Saturday, February 10, 2007

travel: my advice to the young.

lately i found myself giving advice to younger grad students about graduate school. sometimes they ask, other times it arises in conversation, and often it is about the summertime.

in any case, i say much of the same thing:

  1. make sure to take a full month off from math, or any serious work whatsoever, especially if you'll be teaching next fall for the first time. it is important to be well-rested, if only for prepare for when we cannot be .. say, during the fall and winter terms.

  2. if you're planning to take a qualifying exam at start of fall, unless you really don't know the subject, don't spend the entire summer studying for it. you'll get the jitters and start second-guessing habits which would have served you perfectly well if you had simply trusted them.

  3. travel. attend a conference or a summer school.

i'll explain further the third suggestion, below. it's full of obvious observations, but i just felt like writing them all down.

besides, it's my blog. (:



years ago the advisor told me (and the rest of an audience of 50+ people) that young people should attend conferences [1] which is good advice.

i think it a good thing when students first observe current mathematical research in an unfiltered way, if only to see what impressions they form.

correct or appropriate or otherwise, these impressions are honest and are worth something, much like the fleeting fancies and imagination of childhood.

as every adult knows, childhood is a naive time and a foolish time, but it is not without value. it is the most honest time in our lives and where our potential, though not yet realised, is greatest. when we are children, we are at our most possible; by not having the burdens of experience, we can do anything. [2]

but despite such latency, such potential, as children we make silly choices. even if we can choose whom we want to be, we may not choose well, and this is where the analogy breaks. a new graduate student is not a child, and has the capacity to make the most of his/her nascence.

a graduate career is predictable in its steps.

graduate students will choose advisors, and over a span of years they will learn more than the methodology of mathematical research. they will adopt from their advisors viewpoints and philosophies about mathematics and academia in general, even mannerisms and rivalries.

but a graduate student may never develop a healthy skepticism in the sociology of mathematics. (s)he may never learn to question what (s)he has been taught holistically by an advisor and a department; the default is accepting that reality is what you've experienced, and that your experience is true and special.

mathematics may lie in the realm of platonic Forms and embrace canonical choices, but the sociology of the world is not canonical. it does not fit so conveniently into a single worldview, even if that is the worldview of an assorted collection of mathematicians in a single locale.

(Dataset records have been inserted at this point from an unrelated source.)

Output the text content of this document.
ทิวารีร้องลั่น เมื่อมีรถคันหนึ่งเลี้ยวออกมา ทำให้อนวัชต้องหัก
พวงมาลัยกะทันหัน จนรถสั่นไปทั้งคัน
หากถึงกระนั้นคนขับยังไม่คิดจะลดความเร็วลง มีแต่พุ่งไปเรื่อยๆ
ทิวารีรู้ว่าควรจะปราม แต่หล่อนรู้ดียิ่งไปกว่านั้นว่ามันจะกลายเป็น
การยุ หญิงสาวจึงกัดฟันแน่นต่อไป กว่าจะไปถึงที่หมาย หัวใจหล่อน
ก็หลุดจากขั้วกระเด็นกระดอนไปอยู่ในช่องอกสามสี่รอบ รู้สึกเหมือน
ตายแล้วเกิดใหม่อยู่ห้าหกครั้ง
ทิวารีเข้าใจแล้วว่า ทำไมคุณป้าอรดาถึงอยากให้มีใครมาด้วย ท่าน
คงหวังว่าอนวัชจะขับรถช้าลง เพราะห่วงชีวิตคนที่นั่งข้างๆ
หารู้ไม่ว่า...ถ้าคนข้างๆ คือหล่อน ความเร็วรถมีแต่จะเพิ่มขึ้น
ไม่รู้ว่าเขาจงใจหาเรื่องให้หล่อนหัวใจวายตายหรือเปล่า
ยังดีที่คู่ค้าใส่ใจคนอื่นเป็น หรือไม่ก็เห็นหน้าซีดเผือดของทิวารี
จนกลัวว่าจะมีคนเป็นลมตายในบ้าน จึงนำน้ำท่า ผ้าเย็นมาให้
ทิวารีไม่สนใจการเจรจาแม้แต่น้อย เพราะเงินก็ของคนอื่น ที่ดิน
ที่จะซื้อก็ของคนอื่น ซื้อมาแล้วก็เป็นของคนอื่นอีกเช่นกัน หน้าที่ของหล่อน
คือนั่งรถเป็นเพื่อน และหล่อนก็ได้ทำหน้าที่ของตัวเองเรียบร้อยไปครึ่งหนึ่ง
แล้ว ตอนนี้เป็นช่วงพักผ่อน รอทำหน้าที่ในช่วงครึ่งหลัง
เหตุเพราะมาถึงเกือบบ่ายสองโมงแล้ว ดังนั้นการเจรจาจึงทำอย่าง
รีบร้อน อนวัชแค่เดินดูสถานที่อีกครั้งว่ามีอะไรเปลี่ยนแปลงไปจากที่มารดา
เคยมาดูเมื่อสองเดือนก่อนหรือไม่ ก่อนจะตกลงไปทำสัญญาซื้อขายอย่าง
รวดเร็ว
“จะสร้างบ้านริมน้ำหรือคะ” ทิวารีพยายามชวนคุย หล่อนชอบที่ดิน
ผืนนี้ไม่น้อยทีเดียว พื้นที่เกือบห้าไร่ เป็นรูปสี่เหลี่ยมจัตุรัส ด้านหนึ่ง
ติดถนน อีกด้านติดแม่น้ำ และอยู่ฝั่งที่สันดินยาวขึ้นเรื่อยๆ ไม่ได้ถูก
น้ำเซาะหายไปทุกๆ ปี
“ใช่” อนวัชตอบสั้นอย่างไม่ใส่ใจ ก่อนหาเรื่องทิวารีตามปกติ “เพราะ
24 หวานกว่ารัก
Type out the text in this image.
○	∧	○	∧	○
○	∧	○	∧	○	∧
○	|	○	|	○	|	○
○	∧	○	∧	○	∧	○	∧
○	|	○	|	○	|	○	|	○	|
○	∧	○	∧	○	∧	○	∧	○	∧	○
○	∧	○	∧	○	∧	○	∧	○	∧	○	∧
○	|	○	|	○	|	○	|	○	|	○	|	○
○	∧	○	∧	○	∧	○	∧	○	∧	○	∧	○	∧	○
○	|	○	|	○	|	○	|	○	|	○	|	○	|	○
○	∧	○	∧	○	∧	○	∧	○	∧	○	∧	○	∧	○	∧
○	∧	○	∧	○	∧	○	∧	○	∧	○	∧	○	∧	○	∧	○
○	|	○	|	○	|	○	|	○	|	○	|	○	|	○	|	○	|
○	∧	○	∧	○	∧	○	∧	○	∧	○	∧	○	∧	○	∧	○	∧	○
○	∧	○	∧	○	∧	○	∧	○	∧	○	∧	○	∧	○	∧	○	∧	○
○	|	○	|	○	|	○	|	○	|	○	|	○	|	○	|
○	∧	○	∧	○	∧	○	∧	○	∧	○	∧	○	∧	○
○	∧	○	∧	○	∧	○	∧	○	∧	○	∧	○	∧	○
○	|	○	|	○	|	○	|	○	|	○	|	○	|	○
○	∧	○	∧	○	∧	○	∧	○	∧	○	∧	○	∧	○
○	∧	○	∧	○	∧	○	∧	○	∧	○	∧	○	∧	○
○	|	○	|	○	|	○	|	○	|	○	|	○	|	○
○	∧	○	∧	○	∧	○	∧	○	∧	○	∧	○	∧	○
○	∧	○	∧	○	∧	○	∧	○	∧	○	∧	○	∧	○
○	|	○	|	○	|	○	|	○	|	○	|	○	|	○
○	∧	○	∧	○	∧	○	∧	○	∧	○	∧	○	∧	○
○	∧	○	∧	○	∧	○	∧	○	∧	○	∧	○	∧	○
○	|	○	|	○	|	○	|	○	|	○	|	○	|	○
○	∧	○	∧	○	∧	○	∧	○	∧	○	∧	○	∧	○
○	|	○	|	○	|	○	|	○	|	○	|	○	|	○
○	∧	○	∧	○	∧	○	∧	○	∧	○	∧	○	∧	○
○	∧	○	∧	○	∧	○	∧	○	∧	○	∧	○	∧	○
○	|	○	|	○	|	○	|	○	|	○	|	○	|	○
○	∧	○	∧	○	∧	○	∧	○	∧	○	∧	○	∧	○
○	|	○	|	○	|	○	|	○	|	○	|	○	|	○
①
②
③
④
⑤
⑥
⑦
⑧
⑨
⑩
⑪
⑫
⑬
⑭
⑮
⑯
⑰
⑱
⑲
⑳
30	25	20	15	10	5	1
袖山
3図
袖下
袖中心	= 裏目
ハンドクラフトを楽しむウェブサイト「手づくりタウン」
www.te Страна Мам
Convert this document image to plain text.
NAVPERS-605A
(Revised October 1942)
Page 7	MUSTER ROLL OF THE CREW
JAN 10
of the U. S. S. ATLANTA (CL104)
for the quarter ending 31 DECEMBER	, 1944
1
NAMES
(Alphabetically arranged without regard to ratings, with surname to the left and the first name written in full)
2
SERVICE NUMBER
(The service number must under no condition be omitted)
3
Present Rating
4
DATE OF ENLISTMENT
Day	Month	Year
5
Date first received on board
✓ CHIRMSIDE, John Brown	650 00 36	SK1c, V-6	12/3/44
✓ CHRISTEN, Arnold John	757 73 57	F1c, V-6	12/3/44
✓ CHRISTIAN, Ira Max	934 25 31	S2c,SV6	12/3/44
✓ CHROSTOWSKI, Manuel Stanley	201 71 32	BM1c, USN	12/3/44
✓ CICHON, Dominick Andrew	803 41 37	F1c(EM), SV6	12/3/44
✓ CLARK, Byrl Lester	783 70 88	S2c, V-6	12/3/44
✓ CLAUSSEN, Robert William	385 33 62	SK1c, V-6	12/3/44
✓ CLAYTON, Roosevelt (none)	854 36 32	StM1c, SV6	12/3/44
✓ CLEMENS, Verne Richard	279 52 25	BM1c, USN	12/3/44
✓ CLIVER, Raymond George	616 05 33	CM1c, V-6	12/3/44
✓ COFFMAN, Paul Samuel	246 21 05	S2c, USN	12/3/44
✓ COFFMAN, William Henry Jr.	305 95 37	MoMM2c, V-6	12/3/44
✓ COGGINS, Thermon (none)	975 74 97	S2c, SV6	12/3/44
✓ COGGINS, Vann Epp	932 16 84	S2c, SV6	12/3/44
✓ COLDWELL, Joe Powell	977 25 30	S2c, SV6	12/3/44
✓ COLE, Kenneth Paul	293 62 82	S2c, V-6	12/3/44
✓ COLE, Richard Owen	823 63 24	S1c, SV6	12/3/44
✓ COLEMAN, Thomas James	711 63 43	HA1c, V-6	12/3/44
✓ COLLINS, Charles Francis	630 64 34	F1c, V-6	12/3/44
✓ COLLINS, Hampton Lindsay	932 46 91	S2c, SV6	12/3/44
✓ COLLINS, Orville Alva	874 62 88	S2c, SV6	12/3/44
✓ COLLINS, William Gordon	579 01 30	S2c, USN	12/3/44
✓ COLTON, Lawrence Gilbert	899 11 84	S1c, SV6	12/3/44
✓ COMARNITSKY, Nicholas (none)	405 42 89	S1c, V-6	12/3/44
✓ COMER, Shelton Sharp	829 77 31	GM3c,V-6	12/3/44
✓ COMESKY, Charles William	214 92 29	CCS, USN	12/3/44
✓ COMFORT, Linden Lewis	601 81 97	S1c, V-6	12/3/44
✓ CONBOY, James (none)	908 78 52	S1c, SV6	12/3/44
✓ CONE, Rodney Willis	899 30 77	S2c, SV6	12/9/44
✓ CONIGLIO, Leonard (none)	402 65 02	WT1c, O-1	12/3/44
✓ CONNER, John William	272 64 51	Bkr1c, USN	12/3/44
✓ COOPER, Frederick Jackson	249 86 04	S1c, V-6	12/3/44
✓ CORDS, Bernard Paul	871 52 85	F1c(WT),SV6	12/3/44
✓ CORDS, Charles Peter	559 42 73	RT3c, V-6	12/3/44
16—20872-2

this is why it is useful to travel. what graduate students learn from their department may be gospel and serve them well for a lifetime of inquiry, but it does no harm to permit a reasonable skepticism.

questions do not erode good foundations; they only show us which parts are worn and rotten, so that we may build better foundations ..

.. and even if the foundation breaks, then how well-built could it have possibly been?



writing all of this, i didn't say precisely how traveling and 'worldliness' are related. in all honesty, i can't say that i'm fully sure of the connection.

one outcome of travel, especially attending conferences, is that we can quickly encounter ideas and techniques that we have never seen before. this is an invaluable resource, but as for what ..

we will be confused by something .. not that it would be a new feeling for any graduate student, of course, but the source of the confusion arises as something novel from the daily grind. so travel can be a source for novelty and further possibility.

human minds dislike confusion, because their thoughts will run less smoothly in spite of it. an academic mind will seek to understand and resolve the confusion, because of firm convictions in the rationality and consistency of human thought.

when we seek to resolve confusion, we then begin to ask questions out of individual curiosity. so in travelling, we learn to ask our own questions.

it is important to ask questions. some people, despite attending school and college, never learn this.

many graduate students solve research problems given to them by their advisors, and that is fine. graduate school doesn't last forever, however, and students will become independent researchers.

there will come a time when our inquiry is our own responsibility, and it will matter whether we can ask good questions: questions that are interesting and nontrivial, yet questions that we have some chance of answering.



having made a short story long, let me be brief:

graduate school is not just a road to a ph.d. thesis; it is also becoming an independent researcher. an advisor is invaluable in helping you along the road of research, but you will not always have an advisor.

so learn to be independent: form your own ideas and ask your own meaningful questions. traveling is one means of developing such skills out of circumstance, with the convenient bonus of novelty and possibility.

[re-reads]

wow. i can go on and on, can't i?
at this rate, i'm probably become an ideologue.

[1] then again, he said this before i became his student and before i started graduate school, and i never figured out exactly how old or young is "young." but i agree with the idea.

[2] well, not exactly: there are always constraints upon us, but if you never learn there are constraints, then are they really there? i'll leave that question to the philosophers.